Blog

Modern database management in distributed systems

What are the hallmarks of a distributed database system operating at optimal performance? Aerospike’s CTO and Founder provides his breakdown.

December 13, 2023 | 6 min read

Alexander Patino

Solutions Content Leader

When managing a distributed database, it’s crucial to start by outlining the mission-critical essentials. Who doesn’t want every transaction, every read, and every write – to be in real-time? For many, the real-time factor is what counts most. So, what are the areas to concentrate on when high throughput and low latency are non-negotiables? In his webinar, “Four essentials of a modern, distributed database,” Srini Srinivasan, Aerospike’s CTO and Founder, outlines his core database management principles.”

Before taking a look at these four principles, let’s define a few concepts.

What is database management?

Database management is the organization, storage, and retrieval of data. It involves the design, implementation, and support of stored data to get the most value from it. One specific database management system (DBMS) type is a distributed database management system> (DDBMS). In this case, a database places data over various cluster nodes in varying locations, connecting all to one shared network.
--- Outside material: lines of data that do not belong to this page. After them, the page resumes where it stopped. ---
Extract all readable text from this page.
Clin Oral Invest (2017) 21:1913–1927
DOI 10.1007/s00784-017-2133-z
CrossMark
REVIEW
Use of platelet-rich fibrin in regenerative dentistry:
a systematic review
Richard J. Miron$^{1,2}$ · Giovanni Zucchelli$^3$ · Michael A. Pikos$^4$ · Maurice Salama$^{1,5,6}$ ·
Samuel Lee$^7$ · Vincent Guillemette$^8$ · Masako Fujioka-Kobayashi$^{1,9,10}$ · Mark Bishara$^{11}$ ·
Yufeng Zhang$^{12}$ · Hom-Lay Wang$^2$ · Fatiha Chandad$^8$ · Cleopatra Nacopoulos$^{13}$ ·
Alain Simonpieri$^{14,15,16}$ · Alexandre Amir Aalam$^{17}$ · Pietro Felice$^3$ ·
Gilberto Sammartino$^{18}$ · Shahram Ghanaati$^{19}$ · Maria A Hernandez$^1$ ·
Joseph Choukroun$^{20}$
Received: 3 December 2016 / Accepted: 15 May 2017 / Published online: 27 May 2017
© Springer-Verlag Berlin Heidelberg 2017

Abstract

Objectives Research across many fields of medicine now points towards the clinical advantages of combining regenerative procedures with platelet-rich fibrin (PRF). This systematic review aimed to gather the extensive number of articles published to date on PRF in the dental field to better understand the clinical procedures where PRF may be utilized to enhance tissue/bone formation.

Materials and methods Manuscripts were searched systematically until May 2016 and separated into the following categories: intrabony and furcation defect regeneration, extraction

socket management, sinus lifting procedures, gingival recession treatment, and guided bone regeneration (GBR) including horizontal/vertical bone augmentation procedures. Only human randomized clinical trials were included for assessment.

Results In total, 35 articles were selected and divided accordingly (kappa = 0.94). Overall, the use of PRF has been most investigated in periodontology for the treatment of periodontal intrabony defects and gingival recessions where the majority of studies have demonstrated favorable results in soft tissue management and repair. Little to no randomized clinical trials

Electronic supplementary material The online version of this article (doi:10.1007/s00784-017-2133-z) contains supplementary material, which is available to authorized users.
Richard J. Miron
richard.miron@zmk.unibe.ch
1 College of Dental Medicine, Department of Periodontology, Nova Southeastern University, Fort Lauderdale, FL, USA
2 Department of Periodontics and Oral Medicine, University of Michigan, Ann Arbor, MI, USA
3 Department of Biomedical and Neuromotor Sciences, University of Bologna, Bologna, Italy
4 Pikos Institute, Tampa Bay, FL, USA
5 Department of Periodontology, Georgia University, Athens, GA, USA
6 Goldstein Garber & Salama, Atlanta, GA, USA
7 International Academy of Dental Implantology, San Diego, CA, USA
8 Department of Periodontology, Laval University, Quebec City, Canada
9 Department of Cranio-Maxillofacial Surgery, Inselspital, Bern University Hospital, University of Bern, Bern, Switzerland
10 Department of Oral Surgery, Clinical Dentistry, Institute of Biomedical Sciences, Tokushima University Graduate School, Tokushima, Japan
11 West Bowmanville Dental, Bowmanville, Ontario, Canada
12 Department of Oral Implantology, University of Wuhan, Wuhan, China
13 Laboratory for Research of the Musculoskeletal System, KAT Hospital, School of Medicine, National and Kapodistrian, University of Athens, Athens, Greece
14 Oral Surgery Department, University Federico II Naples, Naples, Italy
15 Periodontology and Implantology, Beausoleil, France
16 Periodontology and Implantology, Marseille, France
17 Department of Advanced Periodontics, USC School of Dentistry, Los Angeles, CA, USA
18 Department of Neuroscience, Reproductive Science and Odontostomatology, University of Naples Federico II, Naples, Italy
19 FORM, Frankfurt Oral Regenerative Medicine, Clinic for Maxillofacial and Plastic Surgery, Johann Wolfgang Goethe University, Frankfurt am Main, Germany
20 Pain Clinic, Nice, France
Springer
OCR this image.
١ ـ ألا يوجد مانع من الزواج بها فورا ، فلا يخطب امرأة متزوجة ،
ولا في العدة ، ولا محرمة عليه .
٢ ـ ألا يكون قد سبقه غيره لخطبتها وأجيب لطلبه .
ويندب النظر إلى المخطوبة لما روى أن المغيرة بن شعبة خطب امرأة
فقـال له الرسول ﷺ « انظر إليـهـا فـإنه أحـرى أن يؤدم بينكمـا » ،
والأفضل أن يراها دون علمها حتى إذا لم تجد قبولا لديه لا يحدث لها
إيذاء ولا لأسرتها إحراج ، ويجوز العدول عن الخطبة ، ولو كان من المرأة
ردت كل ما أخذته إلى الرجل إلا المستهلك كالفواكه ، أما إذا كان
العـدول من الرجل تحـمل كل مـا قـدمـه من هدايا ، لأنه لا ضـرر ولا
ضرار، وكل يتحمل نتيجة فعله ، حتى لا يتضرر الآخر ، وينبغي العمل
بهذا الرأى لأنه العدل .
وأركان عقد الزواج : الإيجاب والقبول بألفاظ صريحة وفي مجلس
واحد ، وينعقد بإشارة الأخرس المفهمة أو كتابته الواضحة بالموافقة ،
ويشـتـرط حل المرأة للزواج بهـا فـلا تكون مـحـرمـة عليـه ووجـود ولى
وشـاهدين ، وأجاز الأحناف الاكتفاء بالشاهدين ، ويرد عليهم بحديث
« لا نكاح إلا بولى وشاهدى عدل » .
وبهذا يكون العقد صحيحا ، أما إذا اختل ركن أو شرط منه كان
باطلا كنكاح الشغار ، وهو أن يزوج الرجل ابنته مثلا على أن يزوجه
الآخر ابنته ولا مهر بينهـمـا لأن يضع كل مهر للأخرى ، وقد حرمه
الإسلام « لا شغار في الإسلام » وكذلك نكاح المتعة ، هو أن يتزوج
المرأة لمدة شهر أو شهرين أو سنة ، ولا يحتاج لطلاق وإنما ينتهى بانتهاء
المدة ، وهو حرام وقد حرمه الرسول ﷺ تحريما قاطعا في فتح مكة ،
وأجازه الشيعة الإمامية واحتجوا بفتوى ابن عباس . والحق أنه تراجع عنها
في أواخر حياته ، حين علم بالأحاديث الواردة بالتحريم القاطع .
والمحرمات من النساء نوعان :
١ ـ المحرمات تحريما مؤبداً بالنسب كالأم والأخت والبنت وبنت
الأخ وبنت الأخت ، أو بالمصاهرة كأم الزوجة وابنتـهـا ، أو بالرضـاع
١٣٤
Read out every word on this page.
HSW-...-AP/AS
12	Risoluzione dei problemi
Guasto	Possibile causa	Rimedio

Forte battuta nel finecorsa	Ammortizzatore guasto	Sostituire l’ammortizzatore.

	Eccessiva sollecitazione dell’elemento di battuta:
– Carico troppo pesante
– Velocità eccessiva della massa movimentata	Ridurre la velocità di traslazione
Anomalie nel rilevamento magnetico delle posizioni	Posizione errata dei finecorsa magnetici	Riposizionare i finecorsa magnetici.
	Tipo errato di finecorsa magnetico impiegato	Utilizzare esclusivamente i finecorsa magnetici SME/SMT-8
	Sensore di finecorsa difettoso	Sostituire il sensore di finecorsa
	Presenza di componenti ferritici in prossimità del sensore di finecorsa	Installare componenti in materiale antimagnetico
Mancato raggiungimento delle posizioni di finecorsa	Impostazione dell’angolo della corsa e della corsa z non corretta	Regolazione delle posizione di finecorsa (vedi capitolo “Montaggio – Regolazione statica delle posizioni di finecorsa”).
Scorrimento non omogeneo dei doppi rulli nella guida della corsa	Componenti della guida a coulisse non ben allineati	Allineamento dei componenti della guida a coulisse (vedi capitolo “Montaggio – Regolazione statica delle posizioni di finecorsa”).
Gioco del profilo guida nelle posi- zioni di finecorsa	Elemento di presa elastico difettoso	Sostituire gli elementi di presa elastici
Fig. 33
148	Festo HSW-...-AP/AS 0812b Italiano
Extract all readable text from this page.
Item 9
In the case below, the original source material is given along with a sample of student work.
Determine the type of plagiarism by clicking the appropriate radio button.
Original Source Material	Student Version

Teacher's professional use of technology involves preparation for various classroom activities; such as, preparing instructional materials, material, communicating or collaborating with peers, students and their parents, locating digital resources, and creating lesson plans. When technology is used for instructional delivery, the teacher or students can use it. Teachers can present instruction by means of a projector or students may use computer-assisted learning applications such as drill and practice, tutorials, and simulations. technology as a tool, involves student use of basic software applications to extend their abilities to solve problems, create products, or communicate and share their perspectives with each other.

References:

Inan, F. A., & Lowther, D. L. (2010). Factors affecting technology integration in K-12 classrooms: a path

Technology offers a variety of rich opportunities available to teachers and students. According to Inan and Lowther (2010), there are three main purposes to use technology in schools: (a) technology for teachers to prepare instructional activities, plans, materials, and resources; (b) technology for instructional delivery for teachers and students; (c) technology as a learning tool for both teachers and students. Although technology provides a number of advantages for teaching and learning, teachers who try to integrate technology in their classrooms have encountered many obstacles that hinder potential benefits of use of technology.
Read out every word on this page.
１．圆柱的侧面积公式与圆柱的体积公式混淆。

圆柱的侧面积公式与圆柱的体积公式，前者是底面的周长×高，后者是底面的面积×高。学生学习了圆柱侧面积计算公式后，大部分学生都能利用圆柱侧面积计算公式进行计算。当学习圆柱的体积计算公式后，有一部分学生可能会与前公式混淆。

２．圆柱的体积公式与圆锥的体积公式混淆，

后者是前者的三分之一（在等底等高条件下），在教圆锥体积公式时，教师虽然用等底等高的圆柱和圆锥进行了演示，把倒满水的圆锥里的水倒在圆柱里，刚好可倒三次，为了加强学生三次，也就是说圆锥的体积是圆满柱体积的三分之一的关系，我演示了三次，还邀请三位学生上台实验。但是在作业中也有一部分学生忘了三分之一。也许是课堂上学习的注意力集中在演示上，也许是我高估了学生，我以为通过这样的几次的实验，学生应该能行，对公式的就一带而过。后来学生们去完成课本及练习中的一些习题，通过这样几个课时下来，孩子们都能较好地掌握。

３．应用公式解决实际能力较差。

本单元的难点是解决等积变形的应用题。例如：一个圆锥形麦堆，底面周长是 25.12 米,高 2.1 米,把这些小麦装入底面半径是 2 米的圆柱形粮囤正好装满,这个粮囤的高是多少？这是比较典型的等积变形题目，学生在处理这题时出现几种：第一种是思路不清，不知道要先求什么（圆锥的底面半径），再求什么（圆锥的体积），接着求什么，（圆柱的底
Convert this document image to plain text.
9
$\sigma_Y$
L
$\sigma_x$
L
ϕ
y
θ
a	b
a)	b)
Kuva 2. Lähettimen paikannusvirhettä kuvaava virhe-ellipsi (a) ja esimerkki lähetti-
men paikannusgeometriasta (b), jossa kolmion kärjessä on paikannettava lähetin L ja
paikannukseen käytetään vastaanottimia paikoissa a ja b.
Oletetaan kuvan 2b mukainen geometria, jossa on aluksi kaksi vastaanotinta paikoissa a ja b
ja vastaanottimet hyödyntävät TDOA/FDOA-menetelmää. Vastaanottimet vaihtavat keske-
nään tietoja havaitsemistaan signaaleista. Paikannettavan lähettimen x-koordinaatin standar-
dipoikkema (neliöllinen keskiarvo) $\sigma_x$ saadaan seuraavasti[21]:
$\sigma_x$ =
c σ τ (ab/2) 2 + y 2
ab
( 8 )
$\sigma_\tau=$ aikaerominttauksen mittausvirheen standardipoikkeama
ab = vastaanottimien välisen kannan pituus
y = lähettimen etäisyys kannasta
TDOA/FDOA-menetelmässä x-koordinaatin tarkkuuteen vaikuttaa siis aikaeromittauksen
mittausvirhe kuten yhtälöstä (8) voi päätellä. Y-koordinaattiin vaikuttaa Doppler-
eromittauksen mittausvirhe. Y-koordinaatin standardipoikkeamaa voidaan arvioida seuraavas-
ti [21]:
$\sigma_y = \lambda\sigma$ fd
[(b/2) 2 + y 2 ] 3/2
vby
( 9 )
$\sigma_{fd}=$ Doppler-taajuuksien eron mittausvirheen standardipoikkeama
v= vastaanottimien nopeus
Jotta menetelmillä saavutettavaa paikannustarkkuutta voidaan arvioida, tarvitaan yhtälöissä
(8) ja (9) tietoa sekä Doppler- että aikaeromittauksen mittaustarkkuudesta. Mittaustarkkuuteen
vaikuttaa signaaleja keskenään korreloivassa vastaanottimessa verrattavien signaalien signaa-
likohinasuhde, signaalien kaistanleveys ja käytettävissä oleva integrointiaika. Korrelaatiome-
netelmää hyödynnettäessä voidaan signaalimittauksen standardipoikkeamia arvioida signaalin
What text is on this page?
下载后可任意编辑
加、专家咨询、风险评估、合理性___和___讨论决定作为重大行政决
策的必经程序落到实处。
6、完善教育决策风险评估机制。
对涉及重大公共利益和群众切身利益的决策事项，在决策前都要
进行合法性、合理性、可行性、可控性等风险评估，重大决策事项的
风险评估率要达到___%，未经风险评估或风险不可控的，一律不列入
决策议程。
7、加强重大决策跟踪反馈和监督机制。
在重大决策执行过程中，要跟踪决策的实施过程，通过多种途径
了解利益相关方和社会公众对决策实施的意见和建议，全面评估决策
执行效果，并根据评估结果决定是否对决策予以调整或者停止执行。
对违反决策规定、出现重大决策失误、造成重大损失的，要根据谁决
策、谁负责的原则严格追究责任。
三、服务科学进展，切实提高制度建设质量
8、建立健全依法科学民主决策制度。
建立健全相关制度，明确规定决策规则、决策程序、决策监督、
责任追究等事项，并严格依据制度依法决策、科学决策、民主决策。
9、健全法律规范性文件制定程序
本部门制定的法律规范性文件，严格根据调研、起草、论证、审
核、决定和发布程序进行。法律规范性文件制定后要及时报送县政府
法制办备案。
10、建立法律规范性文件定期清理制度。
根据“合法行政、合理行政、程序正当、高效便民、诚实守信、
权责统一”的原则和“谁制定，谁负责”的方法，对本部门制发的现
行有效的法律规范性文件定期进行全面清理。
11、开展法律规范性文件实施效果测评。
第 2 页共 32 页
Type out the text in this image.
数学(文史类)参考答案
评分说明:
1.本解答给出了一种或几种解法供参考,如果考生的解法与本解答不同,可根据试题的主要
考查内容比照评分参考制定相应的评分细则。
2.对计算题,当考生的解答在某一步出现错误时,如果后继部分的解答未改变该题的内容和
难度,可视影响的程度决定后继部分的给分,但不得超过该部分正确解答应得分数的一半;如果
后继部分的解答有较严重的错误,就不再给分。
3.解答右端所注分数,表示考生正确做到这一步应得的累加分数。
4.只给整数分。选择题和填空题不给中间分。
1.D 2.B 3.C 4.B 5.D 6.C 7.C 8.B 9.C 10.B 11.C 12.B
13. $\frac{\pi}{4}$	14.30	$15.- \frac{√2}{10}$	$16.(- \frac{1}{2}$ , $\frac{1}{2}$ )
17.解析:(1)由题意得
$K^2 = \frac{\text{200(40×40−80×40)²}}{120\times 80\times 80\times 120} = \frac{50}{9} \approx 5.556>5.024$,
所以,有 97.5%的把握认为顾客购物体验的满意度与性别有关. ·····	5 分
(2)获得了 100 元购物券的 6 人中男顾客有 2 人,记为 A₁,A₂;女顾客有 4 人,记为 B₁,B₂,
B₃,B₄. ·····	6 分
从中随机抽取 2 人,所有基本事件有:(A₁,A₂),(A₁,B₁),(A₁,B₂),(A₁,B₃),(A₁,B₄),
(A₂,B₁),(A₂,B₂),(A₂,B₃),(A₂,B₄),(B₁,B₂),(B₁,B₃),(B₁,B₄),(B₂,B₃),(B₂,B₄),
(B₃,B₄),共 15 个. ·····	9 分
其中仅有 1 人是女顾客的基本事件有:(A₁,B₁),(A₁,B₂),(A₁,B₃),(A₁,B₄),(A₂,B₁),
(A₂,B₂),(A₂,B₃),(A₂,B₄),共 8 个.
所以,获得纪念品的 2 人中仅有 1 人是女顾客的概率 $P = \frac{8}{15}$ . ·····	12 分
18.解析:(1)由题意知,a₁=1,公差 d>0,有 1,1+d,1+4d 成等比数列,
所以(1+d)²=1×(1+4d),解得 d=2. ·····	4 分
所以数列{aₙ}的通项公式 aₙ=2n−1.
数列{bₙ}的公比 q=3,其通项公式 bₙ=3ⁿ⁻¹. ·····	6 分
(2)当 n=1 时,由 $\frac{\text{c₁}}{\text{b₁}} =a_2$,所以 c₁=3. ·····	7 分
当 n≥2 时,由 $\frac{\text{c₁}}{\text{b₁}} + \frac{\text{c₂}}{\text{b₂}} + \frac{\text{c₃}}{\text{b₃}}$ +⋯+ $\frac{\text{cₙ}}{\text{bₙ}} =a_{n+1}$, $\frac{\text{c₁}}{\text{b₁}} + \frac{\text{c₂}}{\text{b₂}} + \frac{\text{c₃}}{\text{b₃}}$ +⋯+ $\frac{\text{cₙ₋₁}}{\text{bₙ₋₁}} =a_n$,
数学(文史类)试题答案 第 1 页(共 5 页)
However, operating a distributed database does come with its own set of challenges. With data spread out across multiple nodes in varying geographical locations, complexity naturally comes into the mix, and finding a balance between consistency, availability, and partition tolerance – the basis of the CAP theorem – becomes a prime objective.

Database management in distributed systems

Here’s how Srini breaks down the four essentials for a fully operational, real-time DDBMS.

Scaling out

In the simplest of terms, scaling out a database, or horizontal scaling, is when one provisions a cluster with extra nodes. “In Aerospike, we have tackled this problem by building out a shared-nothing database cluster,” says Srini. “Such a cluster essentially consists of a number of nodes, and every node is identical in terms of its capabilities – the amounts of storage, CPU, and networking capacity available in the particular node. It is also identical in terms of the code that runs in it, so there is no single master. Essentially, it’s a distributed system with every node being identical and able to perform various tasks required to run such a distributed database. Additionally, because it has no single point of failure, the system can run with no hotspots.”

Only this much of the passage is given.